Past Performance Validation: The ability to stretch past performance beyond all recognition is one of the chief skills of a federal business development professional. But Alliant II required multiple layers of validation for each submitted reference, including client signatures, and all references had to be backed by actual citations from active contracts. This made it really hard to make stuff up. Not that I would know about such things.

A Great Start, But…

I really loved Alliant II. But there are some things to improve on.

Still Vulnerable to Fraud: Even with all of the protections against overly enthusiastic proposal writing, there is still room for serious fraud. As an example, I have heard credible rumors about folks forging evidence of past teaming to dodge subcontracting restrictions. And unless GSA is really serious about combing through contracts to root out creative interpretations of past performance, the heavy quantitative focus on experience citations invites exaggeration. So I do encourage GSA to go through submissions with a healthy degree of skepticism to help stamp out the fraud inherent in any strictly quantitative scoring regime.
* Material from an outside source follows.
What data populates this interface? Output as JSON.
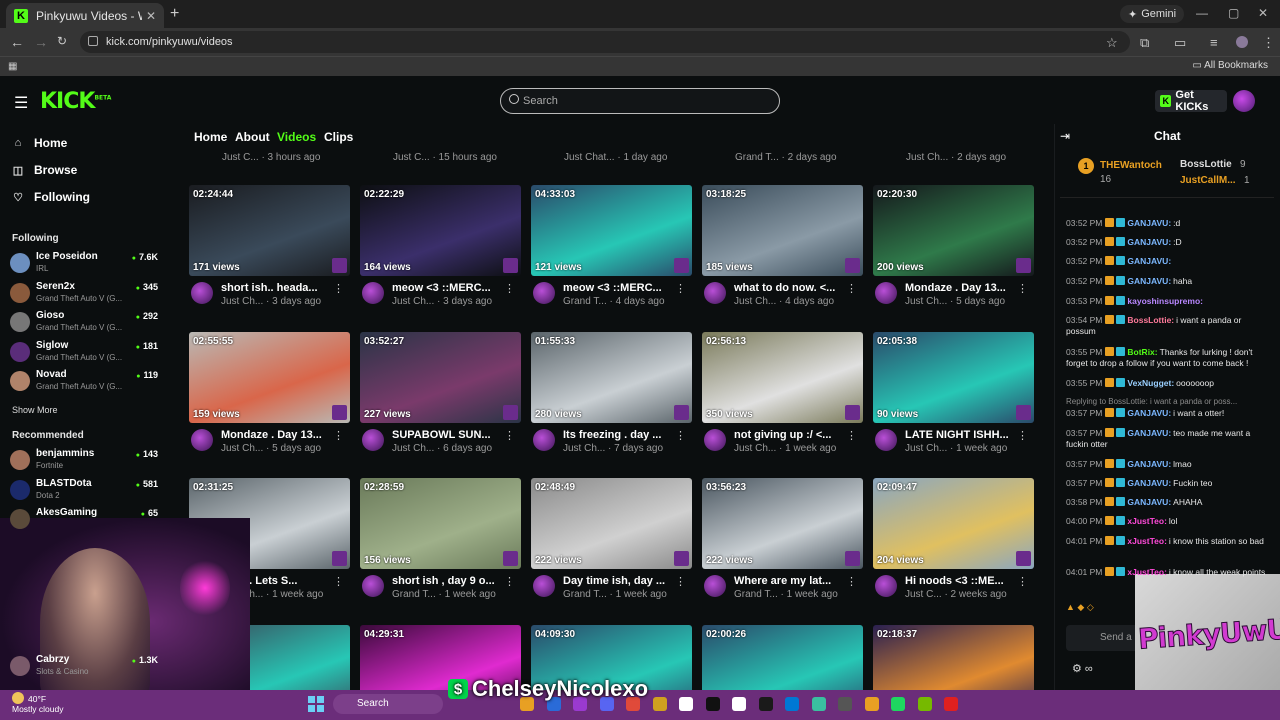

Didn’t go far enough to limit subcontracting: While GSA took an important step forward to limit the use of subcontractors for scoring purposes, they still allowed bidders to use subs to score major points in a couple of critical past performance areas, without limitations. This invited prime bids from companies who really don’t have the experience necessary to credibly manage a contract like Alliant II. Subcontracting is best when it brings focused, niche capabilities to augment an offering. GSA could have done more to push teaming in that direction.

Now, Quit Whining

Federal procurement innovation rarely goes unpunished. Flummoxed by this new format, contractors have thrown an uninterrupted hissy, starting before solicitation release, continuing past the due date and into the present day. GSA has barely started evaluating submissions and they’re already dealing with official protests, behind the scenes backstabbing and general contractor bellyaching.

To my fellow contractors: Get over it.

The best solicitations are easy to respond to yet difficult to win. With this new IDIQ format, GSA got almost everything right. It’s smart. It’s innovative. And it focuses on all the right stuff with strong checks to keep contractors from coloring outside the lines. This is the type of innovative procurement thinking we need to ensure that the Government can efficiently access the best possible providers.

So thank you GSA. Keep up the good work.